Echols, however, has a tough road ahead of him. After all, in 2012, President Obama bagged 60% of voters between the ages of 18 and 29, compared to the 37% for Mitt Romney. And judging from the GOP's actions since Obama’s victory, it doesn’t seem like obstacles on that road to win over young voters are disappearing anytime soon. Here’s why:
An unfavorable view of the GOP as a whole: According to a new Washington Post/ABC poll, a majority of voters between the ages of 18 and 39 – 58%-- have an unfavorable view of the Republican Party. Meanwhile, just 35% said they view the party favorably.
Young voters blame Republicans more for the shutdown: The government shutdown, in which the GOP unsuccessfully tried to tie any spending deal to delaying or defunding Obamacare, did not win the party any points among young voters. According to the same poll, a majority of those between the ages of 18 and 39 – 59% -- blame the GOP for the partial government shutdown. Twenty-four percent blame President Obama.
Poor record on gay rights: Polls have continually showed that the majority of young people support allowing gay couples to marry. The RNC's autopsy called for letting gay voters know “we care about them too,” and a few GOP lawmakers have backed marriage equality. But in April, the RNC passed a resolution opposing gay marriage and urging the Supreme Court to uphold the federal Defense of Marriage Act and California’s anti-gay Prop. 8. So much for outreach.
Young adults like Obamacare: The Affordable Care Act is most popular with young adults. According to a new Gallup poll, 51% of voters between the ages of 18-29 approve of Obamacare, versus the 44% who disapprove. It’s actually the only age group more likely to approve than disapprove of the law. It makes sense, too. Up to age 26, young people can stay on their parents’ health plan. A new report by the Department of Health and Human Services found that nearly half of single, young adults could sign up for health insurance that costs $50 or less per month.
The GOP continues to curb abortion rights: In less than two years, state lawmakers have greenlit more than 200 bills that restrict abortions. According to Gallup, most young voters -- 50% -- identify themselves as “pro choice” versus 41% as “pro-life.”
Rubio’s flip on immigration reform: Polls have continually shown that young voters support immigration reform. There was some optimism around meaningful change when Republican Sen. Marco Rubio of Florida helped draft a bipartisan plan. Now, however, Rubio is bailing on his own bill.
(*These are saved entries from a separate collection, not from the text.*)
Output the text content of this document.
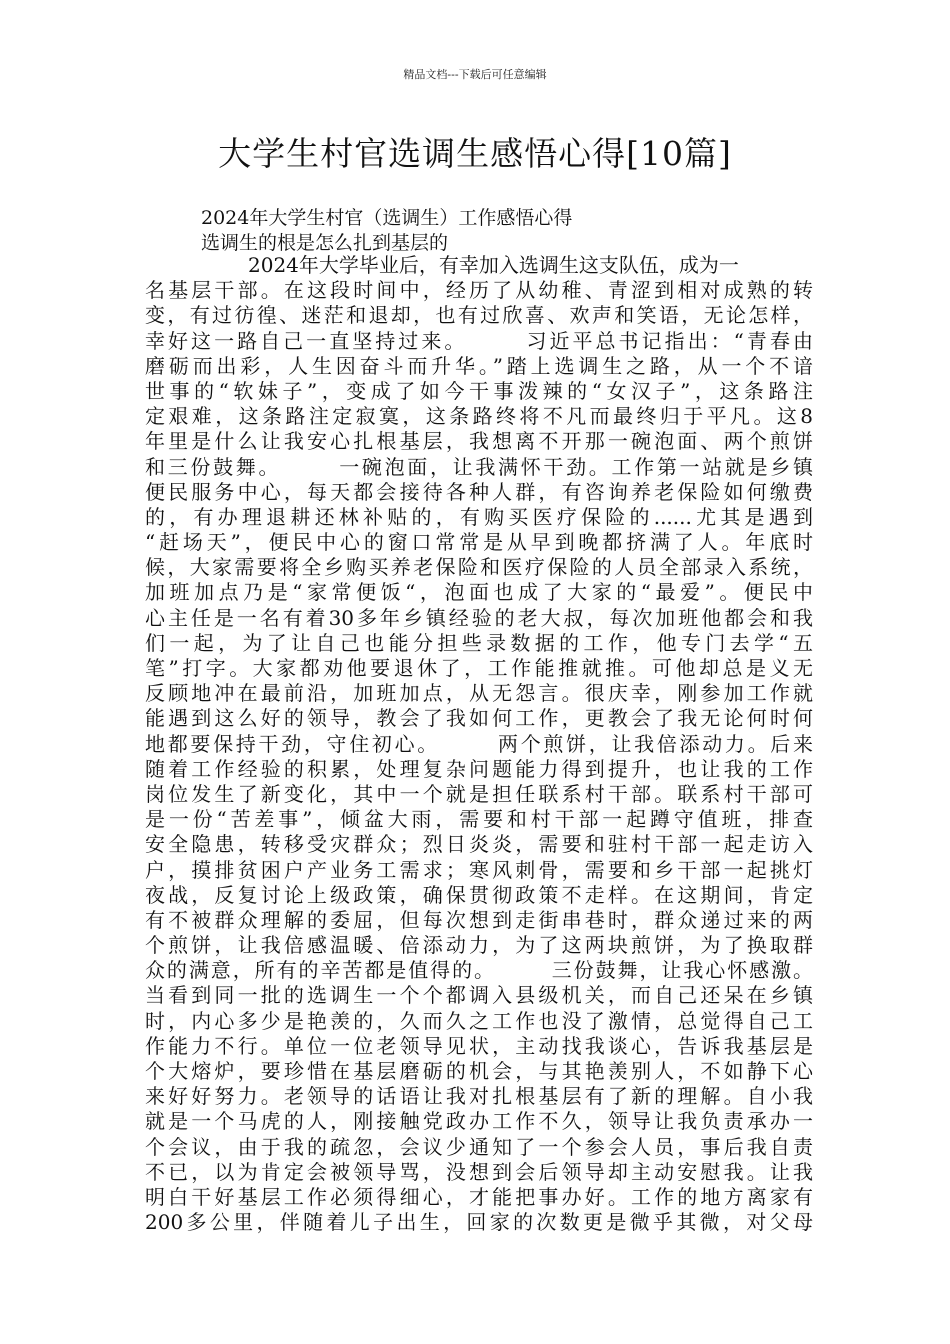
精品文档---下载后可任意编辑
大学生村官选调生感悟心得[10篇]
2024年大学生村官（选调生）工作感悟心得
选调生的根是怎么扎到基层的
2024年大学毕业后，有幸加入选调生这支队伍，成为一
名基层干部。在这段时间中，经历了从幼稚、青涩到相对成熟的转
变，有过彷徨、迷茫和退却，也有过欣喜、欢声和笑语，无论怎样，
幸好这一路自己一直坚持过来。　　　习近平总书记指出：“青春由
磨砺而出彩，人生因奋斗而升华。”踏上选调生之路，从一个不谙
世事的“软妹子”，变成了如今干事泼辣的“女汉子”，这条路注
定艰难，这条路注定寂寞，这条路终将不凡而最终归于平凡。这8
年里是什么让我安心扎根基层，我想离不开那一碗泡面、两个煎饼
和三份鼓舞。　　　一碗泡面，让我满怀干劲。工作第一站就是乡镇
便民服务中心，每天都会接待各种人群，有咨询养老保险如何缴费
的，有办理退耕还林补贴的，有购买医疗保险的......尤其是遇到
“赶场天”，便民中心的窗口常常是从早到晚都挤满了人。年底时
候，大家需要将全乡购买养老保险和医疗保险的人员全部录入系统，
加班加点乃是“家常便饭“，泡面也成了大家的“最爱”。便民中
心主任是一名有着30多年乡镇经验的老大叔，每次加班他都会和我
们一起，为了让自己也能分担些录数据的工作，他专门去学“五
笔”打字。大家都劝他要退休了，工作能推就推。可他却总是义无
反顾地冲在最前沿，加班加点，从无怨言。很庆幸，刚参加工作就
能遇到这么好的领导，教会了我如何工作，更教会了我无论何时何
地都要保持干劲，守住初心。　　　两个煎饼，让我倍添动力。后来
随着工作经验的积累，处理复杂问题能力得到提升，也让我的工作
岗位发生了新变化，其中一个就是担任联系村干部。联系村干部可
是一份“苦差事”，倾盆大雨，需要和村干部一起蹲守值班，排查
安全隐患，转移受灾群众；烈日炎炎，需要和驻村干部一起走访入
户，摸排贫困户产业务工需求；寒风刺骨，需要和乡干部一起挑灯
夜战，反复讨论上级政策，确保贯彻政策不走样。在这期间，肯定
有不被群众理解的委屈，但每次想到走街串巷时，群众递过来的两
个煎饼，让我倍感温暖、倍添动力，为了这两块煎饼，为了换取群
众的满意，所有的辛苦都是值得的。　　　三份鼓舞，让我心怀感激。
当看到同一批的选调生一个个都调入县级机关，而自己还呆在乡镇
时，内心多少是艳羡的，久而久之工作也没了激情，总觉得自己工
作能力不行。单位一位老领导见状，主动找我谈心，告诉我基层是
个大熔炉，要珍惜在基层磨砺的机会，与其艳羡别人，不如静下心
来好好努力。老领导的话语让我对扎根基层有了新的理解。自小我
就是一个马虎的人，刚接触党政办工作不久，领导让我负责承办一
个会议，由于我的疏忽，会议少通知了一个参会人员，事后我自责
不已，以为肯定会被领导骂，没想到会后领导却主动安慰我。让我
明白干好基层工作必须得细心，才能把事办好。工作的地方离家有
200多公里，伴随着儿子出生，回家的次数更是微乎其微，对父母
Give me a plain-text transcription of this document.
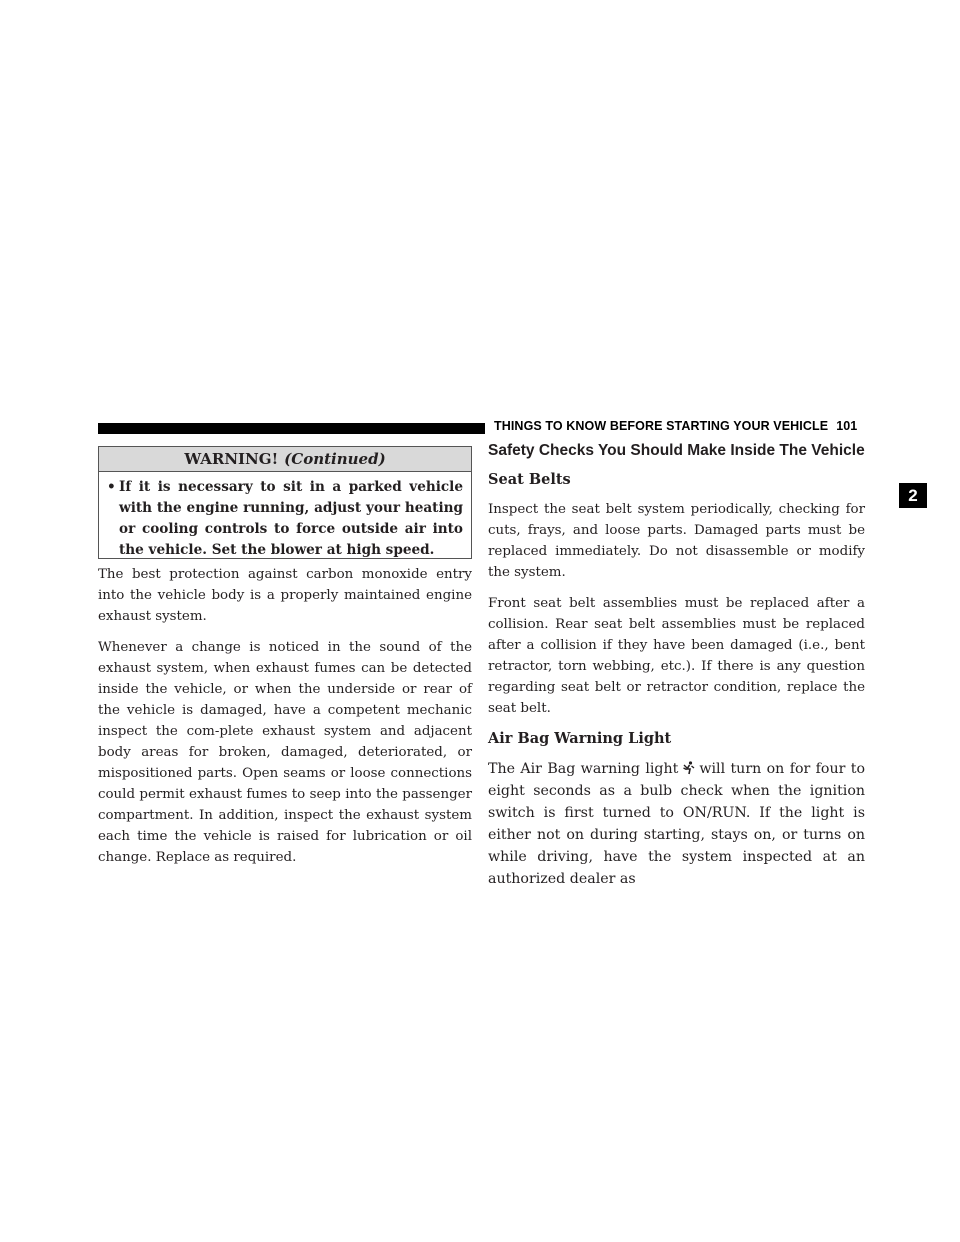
THINGS TO KNOW BEFORE STARTING YOUR VEHICLE 101
2
WARNING! (Continued)
• If it is necessary to sit in a parked vehicle with the engine running, adjust your heating or cooling controls to force outside air into the vehicle. Set the blower at high speed.

The best protection against carbon monoxide entry into the vehicle body is a properly maintained engine exhaust system.

Whenever a change is noticed in the sound of the exhaust system, when exhaust fumes can be detected inside the vehicle, or when the underside or rear of the vehicle is damaged, have a competent mechanic inspect the com-plete exhaust system and adjacent body areas for broken, damaged, deteriorated, or mispositioned parts. Open seams or loose connections could permit exhaust fumes to seep into the passenger compartment. In addition, inspect the exhaust system each time the vehicle is raised for lubrication or oil change. Replace as required.

Safety Checks You Should Make Inside The Vehicle
Seat Belts

Inspect the seat belt system periodically, checking for cuts, frays, and loose parts. Damaged parts must be replaced immediately. Do not disassemble or modify the system.

Front seat belt assemblies must be replaced after a collision. Rear seat belt assemblies must be replaced after a collision if they have been damaged (i.e., bent retractor, torn webbing, etc.). If there is any question regarding seat belt or retractor condition, replace the seat belt.

Air Bag Warning Light

The Air Bag warning light will turn on for four to eight seconds as a bulb check when the ignition switch is first turned to ON/RUN. If the light is either not on during starting, stays on, or turns on while driving, have the system inspected at an authorized dealer as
This week he told House Republicans not to pass the Senate legislation, even going so far as to urge them not to negotiate with the upper chamber of Congress at all.
ENDA to come up again…by Dems: Senate Majority Leader Harry Reid says he plans to bring the Employment Non-Discrimination Act to a vote as early as next week. It would prohibit workplace discrimination on the basis of sexual orientation and gender identity – issues important to young voters. While every single Democratic senator (except Joe Manchin of West Virginia, Mark Pryor of Arkansas and Bill Nelson of Florida) have signed on, there are only two GOP cosponsors.